What we should now do is to realize this successful set of findings from mapping studies. Rather than flood the media with hyperbole about the supposed successes of current approaches, we should adapt our approach to what we've learned, and take a time-out somehow, to reflect on what other conceptual approaches might actually work, given what we now know rather clearly. We may even have to substantially reform the types of questions we ask.
The reason for that sort of new approach is that once we, or as we, plunge into ever more too-big-to-terminate studies, with their likely minimal cost-benefit payoff, we lock up resources that clever thinkers might find better ways to use. And unless we do something of that sort, the message to scientists is to be more strongly driven to think in Big Data terms---because they'll know that's where the money is and how to keep their hold on it. This is exactly what's happening today.

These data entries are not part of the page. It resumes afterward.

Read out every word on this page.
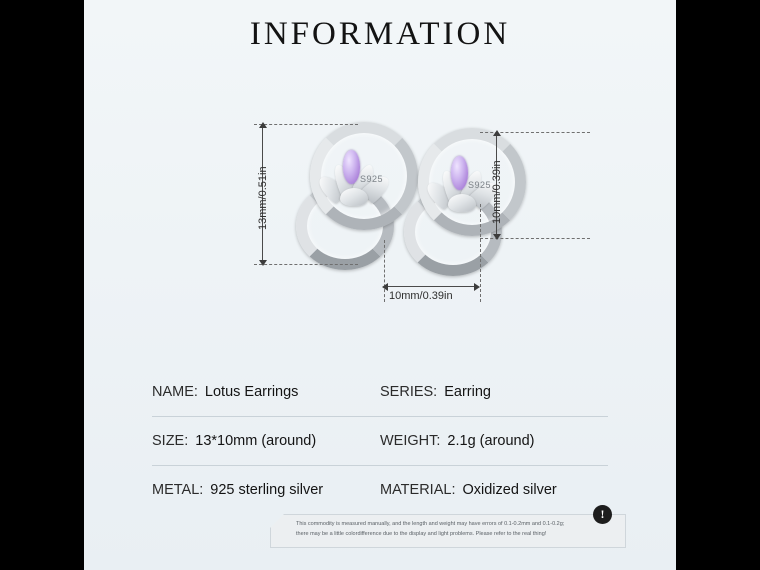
INFORMATION
S925
S925
13mm/0.51in	10mm/0.39in
10mm/0.39in
NAME: Lotus Earrings	SERIES: Earring
SIZE: 13*10mm (around)	WEIGHT: 2.1g (around)
METAL: 925 sterling silver	MATERIAL: Oxidized silver
This commodity is measured manually, and the length and weight may have errors of 0.1-0.2mm and 0.1-0.2g;
there may be a little colordifference due to the display and light problems. Please refer to the real thing!
!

Unfortunately, even many fundamental things in physics, the archetype of rigorous science, are being questioned by recent findings. Life sciences are in many relevant ways a century behind even that level. But this seems not to give us, or our funders, pause. Changing gears seems to go against the grain of how our industrialized society works.

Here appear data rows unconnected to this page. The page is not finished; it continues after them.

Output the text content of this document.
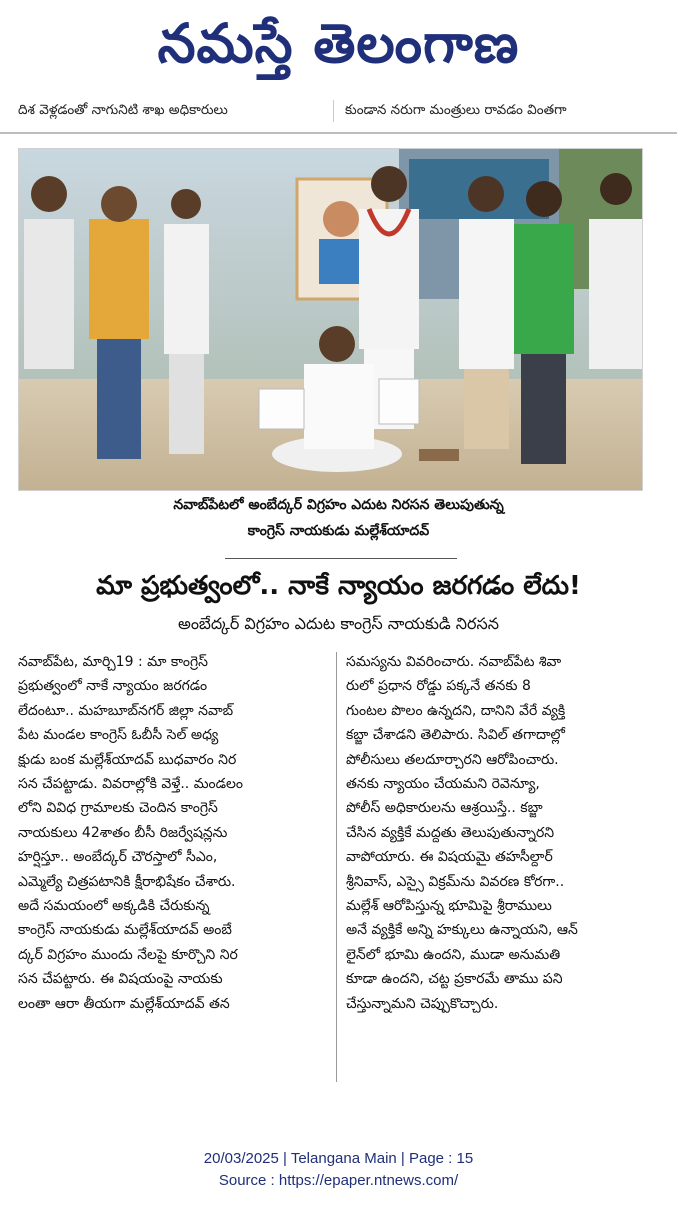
నమస్తే తెలంగాణ
దిశ వెళ్లడంతో నాగునిటి శాఖ అధికారులు	కుండాన నరుగా మంత్రులు రావడం వింతగా
నవాబ్‌పేటలో అంబేద్కర్ విగ్రహం ఎదుట నిరసన తెలుపుతున్న
కాంగ్రెస్ నాయకుడు మల్లేశ్‌యాదవ్
మా ప్రభుత్వంలో.. నాకే న్యాయం జరగడం లేదు!
అంబేద్కర్ విగ్రహం ఎదుట కాంగ్రెస్ నాయకుడి నిరసన
నవాబ్‌పేట, మార్చి19 : మా కాంగ్రెస్
ప్రభుత్వంలో నాకే న్యాయం జరగడం
లేదంటూ.. మహబూబ్‌నగర్ జిల్లా నవాబ్
పేట మండల కాంగ్రెస్ ఓబీసీ సెల్ అధ్య
క్షుడు బంక మల్లేశ్‌యాదవ్ బుధవారం నిర
సన చేపట్టాడు. వివరాల్లోకి వెళ్తే.. మండలం
లోని వివిధ గ్రామాలకు చెందిన కాంగ్రెస్
నాయకులు 42శాతం బీసీ రిజర్వేషన్లను
హర్షిస్తూ.. అంబేద్కర్ చౌరస్తాలో సీఎం,
ఎమ్మెల్యే చిత్రపటానికి క్షీరాభిషేకం చేశారు.
అదే సమయంలో అక్కడికి చేరుకున్న
కాంగ్రెస్ నాయకుడు మల్లేశ్‌యాదవ్ అంబే
ద్కర్ విగ్రహం ముందు నేలపై కూర్చొని నిర
సన చేపట్టారు. ఈ విషయంపై నాయకు
లంతా ఆరా తీయగా మల్లేశ్‌యాదవ్ తన
సమస్యను వివరించారు. నవాబ్‌పేట శివా
రులో ప్రధాన రోడ్డు పక్కనే తనకు 8
గుంటల పొలం ఉన్నదని, దానిని వేరే వ్యక్తి
కబ్జా చేశాడని తెలిపారు. సివిల్ తగాదాల్లో
పోలీసులు తలదూర్చారని ఆరోపించారు.
తనకు న్యాయం చేయమని రెవెన్యూ,
పోలీస్ అధికారులను ఆశ్రయిస్తే.. కబ్జా
చేసిన వ్యక్తికే మద్దతు తెలుపుతున్నారని
వాపోయారు. ఈ విషయమై తహసీల్దార్
శ్రీనివాస్, ఎస్సై విక్రమ్‌ను వివరణ కోరగా..
మల్లేశ్ ఆరోపిస్తున్న భూమిపై శ్రీరాములు
అనే వ్యక్తికే అన్ని హక్కులు ఉన్నాయని, ఆన్
లైన్‌లో భూమి ఉందని, ముడా అనుమతి
కూడా ఉందని, చట్ట ప్రకారమే తాము పని
చేస్తున్నామని చెప్పుకొచ్చారు.
20/03/2025 | Telangana Main | Page : 15
Source : https://epaper.ntnews.com/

In times of somewhat crimped resources from traditional funders, it's no wonder that universities and investigators are frantically turning to any possible source they can find. As we know from our own experience and that of colleagues, so much time is spent hustling and so relatively little in doing actual research, that the latter is becoming a side-light of the job. But it doesn't really seem to be changing how people think, and the push for Big Data is an understandable part of the strategy. The way to think about science itself is not changing under this pressure. At least not yet.
We keep harping on this message because it involves both the nature of knowledge and the societal aspects of how we acquire it. Even if there were no material interests in terms of allocation of resources, to cling to Big Data, we face a scientific or even epistemological problem that few seem interested in facing. There is simply too little pressure to force people to think differently.
Perhaps, if the message is said enough times, and read by enough people, sooner or later, somewhere, someone might get it, and show the rest of us a better way to fathom the causal complexities of the world.